St. Patrick's Day is traditionally a religious holiday in Ireland. The celebratory nature of the day was created by Irish immigrants to the United States as a way to retain their Irishness and ease the transition into American society.
The Irish immigrated to the United States beginning in Colonial times, but the largest wave came between 1820 and 1880, when almost 3.5 million Irish arrived, among them my ancestors from County Meath. These millions left their homeland for many reasons including poverty, famine, religious prejudice, and political subordination.
This circa 1910 postcard from the collections of the Museum's Curt Teich Postcard Archives is a terrific representation of Irish immigration to the United States and the bond between the two countries.

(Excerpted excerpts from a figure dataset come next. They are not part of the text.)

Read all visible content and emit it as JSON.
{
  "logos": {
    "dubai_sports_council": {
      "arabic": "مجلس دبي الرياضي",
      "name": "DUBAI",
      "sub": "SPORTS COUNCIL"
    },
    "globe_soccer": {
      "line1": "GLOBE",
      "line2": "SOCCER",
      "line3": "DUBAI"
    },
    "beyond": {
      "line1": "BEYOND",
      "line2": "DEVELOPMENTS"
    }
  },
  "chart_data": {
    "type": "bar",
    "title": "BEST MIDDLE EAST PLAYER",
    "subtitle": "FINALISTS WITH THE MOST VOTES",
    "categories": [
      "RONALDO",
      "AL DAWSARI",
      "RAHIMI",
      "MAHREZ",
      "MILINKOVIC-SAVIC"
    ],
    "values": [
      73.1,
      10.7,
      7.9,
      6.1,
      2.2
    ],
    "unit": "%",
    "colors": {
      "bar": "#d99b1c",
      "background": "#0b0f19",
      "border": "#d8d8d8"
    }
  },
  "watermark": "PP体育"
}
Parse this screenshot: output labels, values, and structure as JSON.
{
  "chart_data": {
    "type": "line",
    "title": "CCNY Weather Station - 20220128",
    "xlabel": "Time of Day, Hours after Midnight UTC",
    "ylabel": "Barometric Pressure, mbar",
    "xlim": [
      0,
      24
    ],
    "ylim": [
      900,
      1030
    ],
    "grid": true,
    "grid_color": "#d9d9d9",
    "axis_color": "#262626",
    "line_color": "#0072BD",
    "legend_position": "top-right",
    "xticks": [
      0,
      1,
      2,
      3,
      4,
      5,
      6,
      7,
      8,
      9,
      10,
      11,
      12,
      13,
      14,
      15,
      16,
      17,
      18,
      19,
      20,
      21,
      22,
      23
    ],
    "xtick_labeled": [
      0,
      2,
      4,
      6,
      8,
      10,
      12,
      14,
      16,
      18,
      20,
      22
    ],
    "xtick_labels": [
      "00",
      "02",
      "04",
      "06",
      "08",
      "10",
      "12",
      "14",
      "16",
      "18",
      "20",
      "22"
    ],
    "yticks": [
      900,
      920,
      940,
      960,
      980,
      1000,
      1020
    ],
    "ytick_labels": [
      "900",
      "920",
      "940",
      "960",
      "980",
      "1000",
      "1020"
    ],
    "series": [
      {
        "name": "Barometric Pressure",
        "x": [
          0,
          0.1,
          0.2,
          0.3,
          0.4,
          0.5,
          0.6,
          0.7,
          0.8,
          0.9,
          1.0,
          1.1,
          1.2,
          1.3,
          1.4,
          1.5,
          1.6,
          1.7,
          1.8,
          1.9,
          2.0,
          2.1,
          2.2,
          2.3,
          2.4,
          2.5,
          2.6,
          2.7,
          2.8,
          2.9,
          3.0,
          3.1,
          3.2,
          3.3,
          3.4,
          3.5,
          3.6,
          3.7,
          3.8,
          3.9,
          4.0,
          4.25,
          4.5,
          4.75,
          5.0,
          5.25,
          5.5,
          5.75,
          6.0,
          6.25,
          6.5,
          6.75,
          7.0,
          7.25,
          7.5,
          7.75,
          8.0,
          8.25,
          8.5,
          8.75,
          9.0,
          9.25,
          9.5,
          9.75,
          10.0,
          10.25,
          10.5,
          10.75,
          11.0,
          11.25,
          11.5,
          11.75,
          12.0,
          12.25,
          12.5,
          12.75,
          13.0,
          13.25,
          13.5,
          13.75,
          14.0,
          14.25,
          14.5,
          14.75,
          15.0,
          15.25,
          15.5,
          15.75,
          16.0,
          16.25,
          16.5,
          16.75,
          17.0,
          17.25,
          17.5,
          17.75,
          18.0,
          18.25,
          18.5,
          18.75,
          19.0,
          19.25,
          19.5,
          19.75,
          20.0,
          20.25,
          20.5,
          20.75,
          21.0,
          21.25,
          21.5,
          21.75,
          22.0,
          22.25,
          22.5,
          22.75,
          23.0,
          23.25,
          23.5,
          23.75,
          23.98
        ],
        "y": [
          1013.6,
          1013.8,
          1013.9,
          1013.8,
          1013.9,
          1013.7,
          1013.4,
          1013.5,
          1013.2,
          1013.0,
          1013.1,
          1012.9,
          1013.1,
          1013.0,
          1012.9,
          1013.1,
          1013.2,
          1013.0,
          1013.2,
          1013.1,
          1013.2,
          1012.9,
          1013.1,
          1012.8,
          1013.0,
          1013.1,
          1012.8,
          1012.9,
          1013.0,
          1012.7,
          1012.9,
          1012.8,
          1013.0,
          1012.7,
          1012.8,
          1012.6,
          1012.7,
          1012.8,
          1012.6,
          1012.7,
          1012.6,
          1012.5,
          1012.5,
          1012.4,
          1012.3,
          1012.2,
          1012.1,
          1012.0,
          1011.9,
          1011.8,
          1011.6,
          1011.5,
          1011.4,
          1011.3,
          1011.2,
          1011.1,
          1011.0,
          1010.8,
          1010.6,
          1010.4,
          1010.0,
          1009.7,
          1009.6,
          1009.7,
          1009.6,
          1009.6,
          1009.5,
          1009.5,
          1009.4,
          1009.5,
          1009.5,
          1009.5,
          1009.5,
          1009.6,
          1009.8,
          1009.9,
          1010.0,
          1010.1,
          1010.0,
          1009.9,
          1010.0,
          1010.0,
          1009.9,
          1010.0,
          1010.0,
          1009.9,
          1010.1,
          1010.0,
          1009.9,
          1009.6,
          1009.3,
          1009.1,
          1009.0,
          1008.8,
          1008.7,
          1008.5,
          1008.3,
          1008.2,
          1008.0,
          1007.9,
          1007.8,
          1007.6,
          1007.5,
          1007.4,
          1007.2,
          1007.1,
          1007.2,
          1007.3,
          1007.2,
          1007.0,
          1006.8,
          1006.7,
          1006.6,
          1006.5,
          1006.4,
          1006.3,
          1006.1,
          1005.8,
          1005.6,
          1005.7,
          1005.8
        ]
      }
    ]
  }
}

One of the great motivators for Irish coming to the Midwest was the Illinois-Michigan Canal. Built between 1836 and 1848, this 100-mile commercial waterway, linked Lake Michigan in Chicago to the Illinois River in Peru. The canal’s contractors relied heavily on recruiting Irish for the work force and advertised in newspapers in Dublin, Cork and Belfast. After working on the Canal and saving enough money, many Irish decided to settle in Illinois and bought land in Lake County.
Evidence of Irish settlement was reflected in area place names. "Ireland" was located east of the Des Plaines River in Libertyville and Vernon Townships. "Irish Hills" referred to the area of rolling hills around Hunt Club Road and Route 173 where a high percentage of Irish farmers settled. "Codfish Town" was a designation used for the Irish neighborhood near Washington Road in Lake Forest where, in the late 1800s, the smell of codfish cooking on Friday evenings wafted in the air. (For more on Lake County's Irish Place Names check out my post.)
Shown in the photograph (above) is the Fuller family of Waukegan, welcoming their newly arrived Irish cousins in 1918.
Postcards reflected both positive and negative images of the Irish. This circa 1910 postcard proclaiming "Erin go Bragh" or "Ireland Forever" is illustrative of the positive.
Though the Irish immigrants were materialistically poor, they brought a rich cultural heritage with them. Cultural events such as the St. Patrick’s Day parade, first celebrated in Boston in 1737, were regarded by many Americans as evidence of the separateness of these new immigrants. But the Irish desire for self-expression through parades and the “wearing of the green” in their adopted country helped them to retain their heritage while embracing the freedom at the heart of being American.
In the last several years, the Irish-American secular celebration of St. Patrick’s Day has made its way back to Ireland. The national holiday honoring Ireland's patron saint is now marked by a multi-day festival of parades, concerts and fireworks.